Hazine, genelgede otomobil sigortalarına yönelik olarak, "Sigorta şirketleri motorlu taşıt sigortalarında, özellikle trafik ve kasko sigortalarında sürdürülebilir ve adil rekabeti içeren bir fiyat politikası izlemelidirler. Bu çerçevede, özellikle kasko fiyatlamasında ortaya çıkan aşırı düşük fiyat uygulaması ile genelde motorlu taşıt sigortalarındaki yüksek aracı komisyonları uygulamasına gidilmemelidir" diyor.
Sağlık sigortalarında ise; Hazine, üçer aylık dönemler halinde şirketlerden, poliçe sayısı, alınan prim, hasar bilgilerini içerek detaylı rapor istiyor.
Evet... Hazine'nin zarar edilen üç branş için sigorta şirketlerine yönelik yaptıkları uyarı özetle böyle. Bu uyarının ne kadar etkili olup olmadığını zaman gösterecek. Ama şunu belirtmeden geçemeyeceğim. Şirketler arasındaki zarar edercesine süren rekabete artık Hazine bir şekilde el atmış durumda. Peki, bu noktaya gelinmesine gerek var mıydı? Ya da şöyle sorayım... Hazine'nin böyle bir uyarı yapmasına kadar gelinmesi gerekiyor muydu?
HAZİNE, HANGİ KONULARDA UYARDI
- Şirketler; trafik, kasko ve sağlık sigortalarında sürdürülebilir ve adil rekabeti içeren bir fiyat politikası izleyecekler. Tarifeye uygun olmayan fiyatlama yapamayacaklar.
- Kasko sigortasında aşırı düşük fiyat uygulanmayacak.

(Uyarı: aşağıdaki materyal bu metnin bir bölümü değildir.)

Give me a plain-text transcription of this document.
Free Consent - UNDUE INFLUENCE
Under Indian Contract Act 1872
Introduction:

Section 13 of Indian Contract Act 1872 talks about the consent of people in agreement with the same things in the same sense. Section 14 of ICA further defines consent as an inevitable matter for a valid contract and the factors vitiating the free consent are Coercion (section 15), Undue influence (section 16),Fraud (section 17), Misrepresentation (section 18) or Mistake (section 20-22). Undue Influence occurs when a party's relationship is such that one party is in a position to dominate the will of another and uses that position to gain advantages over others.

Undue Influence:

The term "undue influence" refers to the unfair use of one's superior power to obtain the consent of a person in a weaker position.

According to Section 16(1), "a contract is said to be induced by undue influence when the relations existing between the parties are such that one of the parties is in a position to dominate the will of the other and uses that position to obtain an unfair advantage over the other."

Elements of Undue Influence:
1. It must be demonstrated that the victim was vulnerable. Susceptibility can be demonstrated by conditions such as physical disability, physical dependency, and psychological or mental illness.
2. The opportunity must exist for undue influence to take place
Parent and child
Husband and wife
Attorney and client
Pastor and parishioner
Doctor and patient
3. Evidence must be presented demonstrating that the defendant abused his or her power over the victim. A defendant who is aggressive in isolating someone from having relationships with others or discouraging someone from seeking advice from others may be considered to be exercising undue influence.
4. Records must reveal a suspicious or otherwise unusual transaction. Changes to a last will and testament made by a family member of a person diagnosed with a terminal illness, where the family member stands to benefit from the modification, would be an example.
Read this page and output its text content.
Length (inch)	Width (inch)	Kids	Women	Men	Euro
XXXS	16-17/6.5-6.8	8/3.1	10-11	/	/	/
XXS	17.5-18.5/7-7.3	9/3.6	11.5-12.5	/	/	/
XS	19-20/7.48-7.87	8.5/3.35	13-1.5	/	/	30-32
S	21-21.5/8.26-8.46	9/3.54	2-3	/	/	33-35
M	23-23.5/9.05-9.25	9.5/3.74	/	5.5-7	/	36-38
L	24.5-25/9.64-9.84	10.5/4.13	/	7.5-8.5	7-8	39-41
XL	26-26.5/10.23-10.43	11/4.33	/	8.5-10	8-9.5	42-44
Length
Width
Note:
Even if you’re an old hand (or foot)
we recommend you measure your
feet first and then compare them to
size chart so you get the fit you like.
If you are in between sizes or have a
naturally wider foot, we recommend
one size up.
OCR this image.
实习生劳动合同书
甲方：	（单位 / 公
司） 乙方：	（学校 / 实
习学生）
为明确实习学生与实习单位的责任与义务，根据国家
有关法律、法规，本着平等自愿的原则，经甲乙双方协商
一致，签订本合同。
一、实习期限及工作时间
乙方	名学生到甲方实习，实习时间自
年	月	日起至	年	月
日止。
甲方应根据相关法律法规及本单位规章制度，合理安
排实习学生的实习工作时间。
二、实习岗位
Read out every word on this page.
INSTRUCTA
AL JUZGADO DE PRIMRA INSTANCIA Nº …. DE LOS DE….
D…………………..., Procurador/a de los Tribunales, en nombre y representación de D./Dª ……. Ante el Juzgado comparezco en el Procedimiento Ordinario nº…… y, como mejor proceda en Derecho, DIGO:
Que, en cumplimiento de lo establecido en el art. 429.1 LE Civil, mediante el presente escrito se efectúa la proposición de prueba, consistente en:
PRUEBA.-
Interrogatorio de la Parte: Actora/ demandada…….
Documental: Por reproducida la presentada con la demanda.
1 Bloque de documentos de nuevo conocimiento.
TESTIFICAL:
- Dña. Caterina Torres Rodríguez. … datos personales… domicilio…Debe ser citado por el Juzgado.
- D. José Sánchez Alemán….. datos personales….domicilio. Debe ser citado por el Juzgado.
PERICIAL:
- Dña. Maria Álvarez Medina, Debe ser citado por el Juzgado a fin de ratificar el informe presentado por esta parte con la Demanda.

- Aynı branşlarda yüksek aracı komisyonu verilmeyecek. Piyasada yaygın kullanılan komisyon yüzde 20 ise, yüzde 24'e kadar yükselen komisyonlar normal kabul edilecek. Yukarısı aşırı komisyon sayılacak.
- Şirketler 2010'un Mart ayından itibaren üç ayda bir şirket yönetim kuruluna Hazine'nin uyarılarına uyulup, uyulmadığını rapor edecek.
- Türkiye Sigorta ve Reasürans Şirketleri Birliği (TSRŞB), senede dört kere piyasada yaygın olarak uygulanan komisyon oranlarını belilerleyecek ve bunu da Hazine'ye bildirecek.
- Trafik, kasko ve sağlık sigortalarında aşırı yüksek komisyon ödenmesi, aşırı fiyat kırılması gibi durumlar aktif azaltıcı işlemler kabul edilecek.
- Uyarılara dikkat etmeye sigorta şirketlerinin sorumluları hakkında kanuni işlem yapılacak.